First things first: my baby girl, who is six months shy of becoming a teen-ager, is on a 12-day cross-country odyssey adventure with her 7th and 8th grade classmates. It’s something this particular school does each year with all grade levels (7 through 12). They go somewhere amazing, sleep in tents, cook their own food, and basically commune with nature. The whole adventure is designed for team building—sort of a baptism by fire for middle schoolers to learn to work together to form the basis for their future success in school. She was completely stoked to go.
Last night was the first night the kids were able to make phone calls home (as they’ve reached their final destination in Wyoming) and I was at a gathering of school moms where one by one, each mom’s cell phone would ring, and very relived mothers would finally hear how their child’s trip was going.

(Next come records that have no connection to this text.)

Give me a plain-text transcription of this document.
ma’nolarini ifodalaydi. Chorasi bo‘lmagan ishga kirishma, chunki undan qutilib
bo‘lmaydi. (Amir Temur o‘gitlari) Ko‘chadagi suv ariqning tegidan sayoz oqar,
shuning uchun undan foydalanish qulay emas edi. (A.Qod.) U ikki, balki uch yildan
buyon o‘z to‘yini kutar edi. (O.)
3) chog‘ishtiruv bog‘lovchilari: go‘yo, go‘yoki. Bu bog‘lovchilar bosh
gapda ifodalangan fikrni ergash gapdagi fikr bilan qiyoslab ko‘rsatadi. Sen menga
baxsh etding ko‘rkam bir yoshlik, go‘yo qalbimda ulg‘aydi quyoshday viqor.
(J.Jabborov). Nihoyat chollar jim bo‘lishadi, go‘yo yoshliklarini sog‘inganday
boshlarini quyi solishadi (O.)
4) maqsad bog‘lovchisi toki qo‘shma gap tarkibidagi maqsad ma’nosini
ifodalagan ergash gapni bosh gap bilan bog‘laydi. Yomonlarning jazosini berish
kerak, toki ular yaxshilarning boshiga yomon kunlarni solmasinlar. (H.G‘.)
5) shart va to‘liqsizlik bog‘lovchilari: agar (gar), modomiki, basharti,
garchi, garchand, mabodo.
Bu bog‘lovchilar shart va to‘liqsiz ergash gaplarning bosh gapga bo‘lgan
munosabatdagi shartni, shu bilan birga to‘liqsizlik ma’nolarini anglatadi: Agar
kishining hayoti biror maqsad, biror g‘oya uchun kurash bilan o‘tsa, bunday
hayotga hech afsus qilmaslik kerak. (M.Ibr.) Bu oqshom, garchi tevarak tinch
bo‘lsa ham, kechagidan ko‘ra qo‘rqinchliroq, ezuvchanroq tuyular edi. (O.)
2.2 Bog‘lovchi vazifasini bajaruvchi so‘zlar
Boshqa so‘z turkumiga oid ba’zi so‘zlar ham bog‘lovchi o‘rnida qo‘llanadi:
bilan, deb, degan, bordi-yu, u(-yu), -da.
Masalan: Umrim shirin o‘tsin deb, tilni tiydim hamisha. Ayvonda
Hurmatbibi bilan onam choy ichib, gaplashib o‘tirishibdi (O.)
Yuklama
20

Now I wasn’t here to see Aidan off, because I was on a plane, on my way to Utah last week, for my job. Sigh. But I knew she’d be fine. She’s never been a clingy kid. Quite the opposite. She’s headstrong and confident and likes to make sure you know who’s in charge on any given day. So when my phone rang, and I stepped outside of the bustle of the home I was visiting to hear her more clearly, I guess I wasn’t really prepared for a phone call filled with tears and sadness.

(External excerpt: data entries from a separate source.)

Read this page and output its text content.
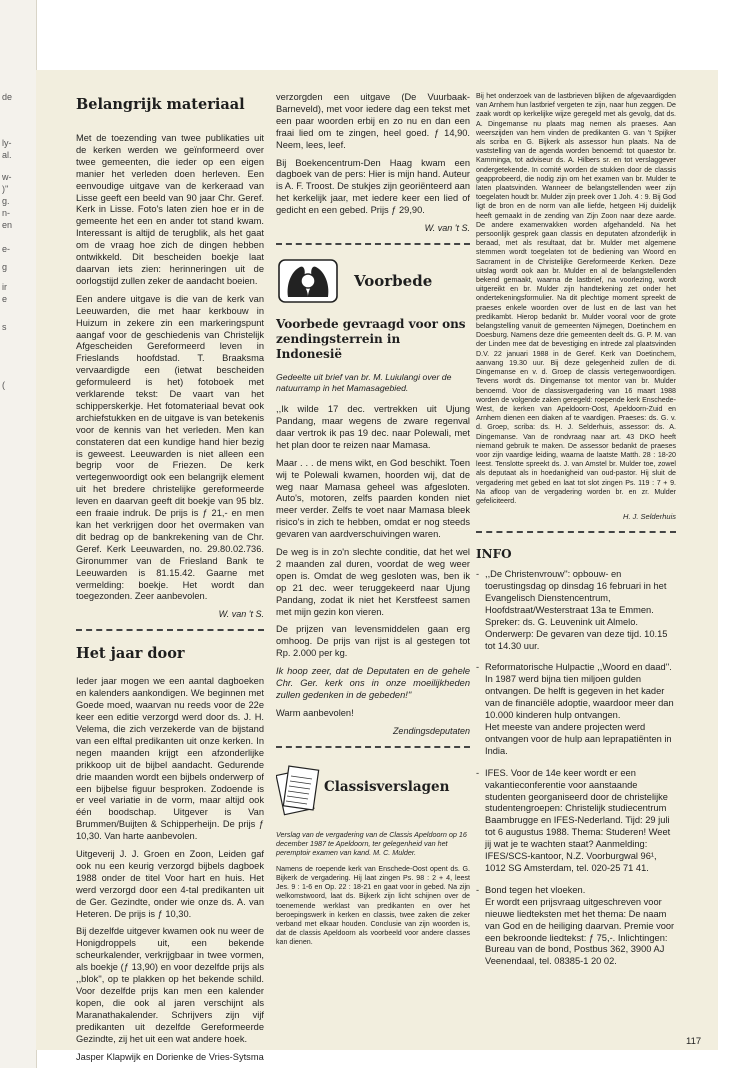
de
ly-
al.
w-
)''
g.
n-
en
e-
g
ir
e
s
(
Belangrijk materiaal

Met de toezending van twee publikaties uit de kerken werden we geïnformeerd over twee gemeenten, die ieder op een eigen manier het verleden doen herleven. Een eenvoudige uitgave van de kerkeraad van Lisse geeft een beeld van 90 jaar Chr. Geref. Kerk in Lisse. Foto's laten zien hoe er in de gemeente het een en ander tot stand kwam. Interessant is altijd de terugblik, als het gaat om de vraag hoe zich de dingen hebben ontwikkeld. Dit bescheiden boekje laat daarvan iets zien: herinneringen uit de oorlogstijd zullen zeker de aandacht boeien.

Een andere uitgave is die van de kerk van Leeuwarden, die met haar kerkbouw in Huizum in zekere zin een markeringspunt aangaf voor de geschiedenis van Christelijk Afgescheiden Gereformeerd leven in Frieslands hoofdstad. T. Braaksma vervaardigde een (ietwat bescheiden geformuleerd is het) fotoboek met verklarende tekst: De vaart van het schipperskerkje. Het fotomateriaal bevat ook archiefstukken en de uitgave is van betekenis voor de kennis van het verleden. Men kan constateren dat een kundige hand hier bezig is geweest. Leeuwarden is niet alleen een begrip voor de Friezen. De kerk vertegenwoordigt ook een belangrijk element uit het bredere christelijke gereformeerde leven en daarvan geeft dit boekje van 95 blz. een fraaie indruk. De prijs is ƒ 21,- en men kan het verkrijgen door het overmaken van dit bedrag op de bankrekening van de Chr. Geref. Kerk Leeuwarden, no. 29.80.02.736. Gironummer van de Friesland Bank te Leeuwarden is 81.15.42. Gaarne met vermelding: boekje. Het wordt dan toegezonden. Zeer aanbevolen.

W. van 't S.
Het jaar door

Ieder jaar mogen we een aantal dagboeken en kalenders aankondigen. We beginnen met Goede moed, waarvan nu reeds voor de 22e keer een editie verzorgd werd door ds. J. H. Velema, die zich verzekerde van de bijstand van een elftal predikanten uit onze kerken. In negen maanden krijgt een afzonderlijke prikkoop uit de bijbel aandacht. Gedurende drie maanden wordt een bijbels onderwerp of een bijbelse figuur besproken. Zodoende is er veel variatie in de vorm, maar altijd ook één boodschap. Uitgever is Van Brummen/Buijten & Schipperheijn. De prijs ƒ 10,30. Van harte aanbevolen.

Uitgeverij J. J. Groen en Zoon, Leiden gaf ook nu een keurig verzorgd bijbels dagboek 1988 onder de titel Voor hart en huis. Het werd verzorgd door een 4-tal predikanten uit de Ger. Gezindte, onder wie onze ds. A. van Heteren. De prijs is ƒ 10,30.

Bij dezelfde uitgever kwamen ook nu weer de Honigdroppels uit, een bekende scheurkalender, verkrijgbaar in twee vormen, als boekje (ƒ 13,90) en voor dezelfde prijs als ,,blok'', op te plakken op het bekende schild. Voor dezelfde prijs kan men een kalender kopen, die ook al jaren verschijnt als Maranathakalender. Schrijvers zijn vijf predikanten uit dezelfde Gereformeerde Gezindte, zij het uit een wat andere hoek.

Jasper Klapwijk en Dorienke de Vries-Sytsma

verzorgden een uitgave (De Vuurbaak-Barneveld), met voor iedere dag een tekst met een paar woorden erbij en zo nu en dan een fraai lied om te zingen, heel goed. ƒ 14,90. Neem, lees, leef.

Bij Boekencentrum-Den Haag kwam een dagboek van de pers: Hier is mijn hand. Auteur is A. F. Troost. De stukjes zijn georiënteerd aan het kerkelijk jaar, met iedere keer een lied of gedicht en een gebed. Prijs ƒ 29,90.

W. van 't S.
Voorbede
Voorbede gevraagd voor ons zendingsterrein in Indonesië
Gedeelte uit brief van br. M. Luiulangi over de natuurramp in het Mamasagebied.

,,Ik wilde 17 dec. vertrekken uit Ujung Pandang, maar wegens de zware regenval daar vertrok ik pas 19 dec. naar Polewali, met het plan door te reizen naar Mamasa.

Maar . . . de mens wikt, en God beschikt. Toen wij te Polewali kwamen, hoorden wij, dat de weg naar Mamasa geheel was afgesloten. Auto's, motoren, zelfs paarden konden niet meer verder. Zelfs te voet naar Mamasa bleek risico's in zich te hebben, omdat er nog steeds gevaren van aardverschuivingen waren.

De weg is in zo'n slechte conditie, dat het wel 2 maanden zal duren, voordat de weg weer open is. Omdat de weg gesloten was, ben ik op 21 dec. weer teruggekeerd naar Ujung Pandang, zodat ik niet het Kerstfeest samen met mijn gezin kon vieren.

De prijzen van levensmiddelen gaan erg omhoog. De prijs van rijst is al gestegen tot Rp. 2.000 per kg.

Ik hoop zeer, dat de Deputaten en de gehele Chr. Ger. kerk ons in onze moeilijkheden zullen gedenken in de gebeden!''

Warm aanbevolen!

Zendingsdeputaten
Classisverslagen
Verslag van de vergadering van de Classis Apeldoorn op 16 december 1987 te Apeldoorn, ter gelegenheid van het peremptoir examen van kand. M. C. Mulder.

Namens de roepende kerk van Enschede-Oost opent ds. G. Bijkerk de vergadering. Hij laat zingen Ps. 98 : 2 + 4, leest Jes. 9 : 1-6 en Op. 22 : 18-21 en gaat voor in gebed. Na zijn welkomstwoord, laat ds. Bijkerk zijn licht schijnen over de toenemende werklast van predikanten en over het beroepingswerk in kerken en classis, twee zaken die zeker verband met elkaar houden. Conclusie van zijn woorden is, dat de classis Apeldoorn als voorbeeld voor andere classes kan dienen.

Bij het onderzoek van de lastbrieven blijken de afgevaardigden van Arnhem hun lastbrief vergeten te zijn, naar hun zeggen. De zaak wordt op kerkelijke wijze geregeld met als gevolg, dat ds. A. Dingemanse nu plaats mag nemen als praeses. Aan weerszijden van hem vinden de predikanten G. van 't Spijker als scriba en G. Bijkerk als assessor hun plaats. Na de vaststelling van de agenda worden benoemd: tot quaestor br. Kamminga, tot adviseur ds. A. Hilbers sr. en tot verslaggever ondergetekende. In comité worden de stukken door de classis geapprobeerd, die nodig zijn om het examen van br. Mulder te laten plaatsvinden. Wanneer de belangstellenden weer zijn toegelaten houdt br. Mulder zijn preek over 1 Joh. 4 : 9. Bij God ligt de bron en de norm van alle liefde, hetgeen Hij duidelijk heeft gemaakt in de zending van Zijn Zoon naar deze aarde. De andere examenvakken worden afgehandeld. Na het persoonlijk gesprek gaan classis en deputaten afzonderlijk in beraad, met als resultaat, dat br. Mulder met algemene stemmen wordt toegelaten tot de bediening van Woord en Sacrament in de Christelijke Gereformeerde Kerken. Deze uitslag wordt ook aan br. Mulder en al de belangstellenden bekend gemaakt, waarna de lastbrief, na voorlezing, wordt uitgereikt en br. Mulder zijn handtekening zet onder het ondertekeningsformulier. Na dit plechtige moment spreekt de praeses enkele woorden over de lust en de last van het predikambt. Hierop bedankt br. Mulder vooral voor de grote belangstelling vanuit de gemeenten Nijmegen, Doetinchem en Doesburg. Namens deze drie gemeenten deelt ds. G. P. M. van der Linden mee dat de bevestiging en intrede zal plaatsvinden D.V. 22 januari 1988 in de Geref. Kerk van Doetinchem, aanvang 19.30 uur. Bij deze gelegenheid zullen de di. Dingemanse en v. d. Groep de classis vertegenwoordigen. Tevens wordt ds. Dingemanse tot mentor van br. Mulder benoemd. Voor de classisvergadering van 16 maart 1988 worden de volgende zaken geregeld: roepende kerk Enschede-West, de kerken van Apeldoorn-Oost, Apeldoorn-Zuid en Arnhem dienen een diaken af te vaardigen. Praeses: ds. G. v. d. Groep, scriba: ds. H. J. Selderhuis, assessor: ds. A. Dingemanse. Van de rondvraag naar art. 43 DKO heeft niemand gebruik te maken. De assessor bedankt de praeses voor zijn vaardige leiding, waarna de laatste Matth. 28 : 18-20 leest. Tenslotte spreekt ds. J. van Amstel br. Mulder toe, zowel als deputaat als in hoedanigheid van oud-pastor. Hij sluit de vergadering met gebed en laat tot slot zingen Ps. 119 : 7 + 9. Na afloop van de vergadering worden br. en zr. Mulder gefeliciteerd.

H. J. Selderhuis
INFO
- ,,De Christenvrouw'': opbouw- en toerustingsdag op dinsdag 16 februari in het Evangelisch Dienstencentrum, Hoofdstraat/Westerstraat 13a te Emmen. Spreker: ds. G. Leuvenink uit Almelo. Onderwerp: De gevaren van deze tijd. 10.15 tot 14.30 uur.

- Reformatorische Hulpactie ,,Woord en daad''.

In 1987 werd bijna tien miljoen gulden ontvangen. De helft is gegeven in het kader van de financiële adoptie, waardoor meer dan 10.000 kinderen hulp ontvangen.

Het meeste van andere projecten werd ontvangen voor de hulp aan leprapatiënten in India.

- IFES. Voor de 14e keer wordt er een vakantieconferentie voor aanstaande studenten georganiseerd door de christelijke studentengroepen: Christelijk studiecentrum Baambrugge en IFES-Nederland. Tijd: 29 juli tot 6 augustus 1988. Thema: Studeren! Weet jij wat je te wachten staat? Aanmelding: IFES/SCS-kantoor, N.Z. Voorburgwal 96¹, 1012 SG Amsterdam, tel. 020-25 71 41.

- Bond tegen het vloeken.

Er wordt een prijsvraag uitgeschreven voor nieuwe liedteksten met het thema: De naam van God en de heiliging daarvan. Premie voor een bekroonde liedtekst: ƒ 75,-. Inlichtingen: Bureau van de bond, Postbus 362, 3900 AJ Veenendaal, tel. 08385-1 20 02.

117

She cried for the whole duration of the 4-1/2 minute phone call.
Nothing was wrong, she wasn’t hurt. She didn’t say, "Can you please come to Wyoming and get me?" But one thing was certain: she missed her mama. She managed to tell me that yes, it was beautiful there, and that she had almost filled up an entire memory card on my little Kodak point and shoot camera, and that she’d had good day, despite almost falling off a mountain during a daily hike, but still… the tears flowed.
She had called Dan a minute before she called me, and according to his report, she seemed a little sad, but certainly wasn’t crying, and was able to report some of the good stuff that had happened thus far. But something in my voice must have tipped the balance for her.
And yes, that loud cracking noise that rang out across the upper midwest last night? That was the sound of my heart snapping in two.
It’s 47 degrees out this morning, and I had planned to blog about how happy I felt last night pulling out my spice stash to make my favorite low-fat chili, with the onset of fall seeming to come more quickly than any year in recent memory, and how I love these cool mornings that find my Uggs all toasty and warm on my feet, and how my new pajamas are so perfect for cool days and nights…
But right now, I just want my little girl home.